The trend for shirt-jackets has been growing all autumn and it's the perfect layering garment for January through to March. So when I saw this bonded jersey fabric from Rosenberg's I knew exactly what I was going to make, a relaxed over-shirt style using The Lounge Shirt pattern. This double-layered jersey fabric is fluid and cosy at the same time. The inner grey marl layer is viscose and elastane - smooth to the touch and adding drape. While the outer navy layer is a slightly heavier knit with some wool content. I prewashed my fabric on a 30º wool wash and found that there was no real fraying to the cut edge.
I made a few style changes; first I went for a straight sleeve without a cuff. To achieve this I placed the reversed under sleeve pattern piece over the upper sleeve pattern piece with a 2 cm overlap at the sleeve head, levelling up the bottom of the two pattern pieces and smoothing the line at the sleeve head. Scroll through the images to see the pattern alteration.
I decided on two pairs of pockets, simplifying the shape of the pattern pocket to a simple rectangle, cutting two top pockets 16 cm x 18 cm and two bottom pockets 20 cm x 22 cm. All four pockets have a 3cm turn at the top and 1 cm seam allowance on the other three sides. So the finished pocket sizes are 14 x 14 cm and 18 x 18 cm. I interfaced the pocket flaps along with the collar and front facings.

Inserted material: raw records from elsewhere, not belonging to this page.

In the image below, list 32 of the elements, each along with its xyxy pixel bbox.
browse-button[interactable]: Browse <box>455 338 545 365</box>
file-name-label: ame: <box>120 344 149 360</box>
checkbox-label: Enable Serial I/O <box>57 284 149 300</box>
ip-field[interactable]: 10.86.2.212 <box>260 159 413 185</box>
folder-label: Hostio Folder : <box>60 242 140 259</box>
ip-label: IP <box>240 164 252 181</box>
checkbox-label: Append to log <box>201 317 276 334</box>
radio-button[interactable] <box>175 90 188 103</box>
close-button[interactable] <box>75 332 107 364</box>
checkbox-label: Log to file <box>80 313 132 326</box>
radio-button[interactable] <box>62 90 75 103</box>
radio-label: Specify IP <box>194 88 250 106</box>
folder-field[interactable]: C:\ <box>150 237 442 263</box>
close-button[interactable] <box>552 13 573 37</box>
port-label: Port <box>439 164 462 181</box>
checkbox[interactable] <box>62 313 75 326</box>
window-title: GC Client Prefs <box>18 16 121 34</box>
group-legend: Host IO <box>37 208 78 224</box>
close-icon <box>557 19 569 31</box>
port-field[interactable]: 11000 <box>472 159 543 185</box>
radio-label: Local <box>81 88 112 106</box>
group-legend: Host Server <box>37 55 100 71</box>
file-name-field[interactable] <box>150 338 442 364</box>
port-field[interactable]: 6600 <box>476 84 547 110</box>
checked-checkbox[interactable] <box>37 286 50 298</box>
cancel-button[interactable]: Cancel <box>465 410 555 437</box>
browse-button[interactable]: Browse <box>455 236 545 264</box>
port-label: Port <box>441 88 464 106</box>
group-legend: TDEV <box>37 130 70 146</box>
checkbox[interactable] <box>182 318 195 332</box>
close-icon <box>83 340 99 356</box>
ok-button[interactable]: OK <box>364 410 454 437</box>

I started by preparing the pockets as instructed in the pattern but I did not place these on the shirtfronts until the shirt was constructed. I made up the shirt and when it came to finishing the hem and the front facings, I created mitred corners for neatness. Then stitched the facings and hem in place. I positioned the bottom pockets along the hem and facing stitch lines with the top pockets 6 cm above, again inline with the facing stitch line.
The fabric is 140 cm wide and available in alternative colourways on the Rosenberg's website Here. The size 12 required 2 metres. Sizes 14 - 22 would need 2.5 metres. I also used 2 x 12 mm and 6 x 16 mm buttons.